Following 1878’s A Doll’s House and 1881’s Ghosts, Ibsen continued his scathing indictment of various aspects of contemporary society in An Enemy of the People, but it is not one of his better plays, as evidenced by how infrequently it turns up in major productions onstage and onscreen; in 1950, Arthur Miller’s adaptation ran on Broadway with Fredric March and Morris Carnovsky, and a little-seen 1978 film starred Steve McQueen and Charles Durning. This 2012 version also features Kathleen McNenny as the doctor’s wife, Catherine; Maïté Alina as their idealistic daughter, Petra; John Procaccino as newspaper publisher Hovstad; and Gerry Bamman as Aslaksen the printer, whose constant calls for “restraint” grow as tiresome as the production’s overwrought political statements. Lenkiewicz’s An Enemy of the People can’t decide whether it’s an ironic black comedy or a serious treatise on power and corruption, winding up as neither.

THE COLUMNIST

The Alsop brothers (John Lithgow and Boyd Gaines) toast to happier times in THE COLUMNIST (photo by Joan Marcus)
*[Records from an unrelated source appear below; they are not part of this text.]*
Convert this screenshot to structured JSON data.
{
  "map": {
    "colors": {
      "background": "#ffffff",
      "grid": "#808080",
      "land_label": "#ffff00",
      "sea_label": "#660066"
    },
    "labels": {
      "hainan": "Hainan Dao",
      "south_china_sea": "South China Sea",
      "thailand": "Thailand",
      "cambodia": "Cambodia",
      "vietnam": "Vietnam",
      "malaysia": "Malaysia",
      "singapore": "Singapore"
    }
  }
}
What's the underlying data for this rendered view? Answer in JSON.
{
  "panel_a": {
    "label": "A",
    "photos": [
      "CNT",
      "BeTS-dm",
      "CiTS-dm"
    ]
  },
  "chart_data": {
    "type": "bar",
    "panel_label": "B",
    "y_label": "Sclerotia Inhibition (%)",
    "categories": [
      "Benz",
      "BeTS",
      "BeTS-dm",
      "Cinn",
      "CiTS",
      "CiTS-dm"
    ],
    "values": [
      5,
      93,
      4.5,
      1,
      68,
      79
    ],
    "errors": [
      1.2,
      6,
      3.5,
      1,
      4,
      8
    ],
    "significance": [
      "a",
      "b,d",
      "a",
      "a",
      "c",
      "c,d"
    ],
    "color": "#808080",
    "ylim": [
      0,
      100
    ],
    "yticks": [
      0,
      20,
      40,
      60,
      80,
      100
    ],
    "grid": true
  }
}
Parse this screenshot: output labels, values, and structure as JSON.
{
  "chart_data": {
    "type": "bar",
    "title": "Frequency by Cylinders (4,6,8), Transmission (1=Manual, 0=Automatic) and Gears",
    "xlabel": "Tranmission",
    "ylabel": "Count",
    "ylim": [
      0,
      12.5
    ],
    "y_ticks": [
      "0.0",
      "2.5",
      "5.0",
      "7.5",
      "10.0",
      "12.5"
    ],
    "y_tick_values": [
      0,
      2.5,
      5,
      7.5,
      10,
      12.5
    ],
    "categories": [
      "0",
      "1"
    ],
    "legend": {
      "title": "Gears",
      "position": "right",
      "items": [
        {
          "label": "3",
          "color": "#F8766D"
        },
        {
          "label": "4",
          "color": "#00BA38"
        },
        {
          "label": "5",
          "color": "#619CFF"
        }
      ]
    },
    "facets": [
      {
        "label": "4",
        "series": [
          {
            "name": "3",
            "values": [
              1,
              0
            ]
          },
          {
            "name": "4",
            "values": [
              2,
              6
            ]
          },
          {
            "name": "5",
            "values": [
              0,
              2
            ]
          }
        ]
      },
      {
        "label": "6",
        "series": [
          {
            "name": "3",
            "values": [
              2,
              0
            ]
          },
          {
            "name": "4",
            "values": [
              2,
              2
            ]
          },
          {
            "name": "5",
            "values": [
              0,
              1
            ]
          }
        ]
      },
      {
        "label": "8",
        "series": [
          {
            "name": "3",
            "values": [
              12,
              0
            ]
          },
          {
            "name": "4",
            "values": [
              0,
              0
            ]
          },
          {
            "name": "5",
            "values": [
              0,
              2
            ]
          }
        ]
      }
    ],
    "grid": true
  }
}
Manhattan Theatre Club at the Samuel J. Friedman Theatre
261 West 47th St. between Broadway & Eighth Aves.
Through June 24, $67-$121
thecolumnistbroadway.com

Based on the real life of American journalist Joseph Alsop, David Auburn’s The Columnist is a rather sterile exercise in twentieth-century historical fiction. Multitalented Tony and Emmy winner and Oscar nominee John Lithgow, a Rochester-born Harvard grad who in recent years has played a serial killer on Dexter, published a series of popular children’s books, and penned his autobiography (An Actor’s Education), gives a wonderful performance as the erudite Alsop, an acerbic columnist who believes he is more powerful than the president. A staunch conservative, he is surprisingly delighted with JFK’s victory, celebrating with his wife, Mary (Margaret Colin), stepdaughter, Abigail (Grace Gummer), and brother and sometime writing partner, Stewart (Boyd Gaines), convinced that the new president will show up at his house on the night of the inauguration. But Alsop’s power and influence begin to wane as he very publicly pushes for greater U.S. involvement in Vietnam, directly challenged by such up-and-coming journalists as David Halberstam (Stephen Kunken), while Stewart tries to protect his brother from a potential scandal surrounding a sexual fling Joe had with a young Russian man (Brian J. Smith) several years before, depicted in a very strong scene that opens the play. Auburn, who won the Pulitzer Prize for his 2000 play, Proof, never quite gets below the surface in The Columnist, resulting in a series of predictable, clichéd moments that feel stale and unnecessary, particularly when delving into the Vietnam war, something in interviews he claimed to know very little about, which shows. He does somewhat better handling the practical marriage between Alsop, a closeted homosexual, and Mary, a respected DC party hostess, although he changes several important facts about their relationship, including its length, and turns Mary’s two daughters into one. Directed by Shakespeare veteran Daniel Sullivan, The Columnist, despite a terrific lede and a Tony-nominated lead actor, is still in need of significant editing.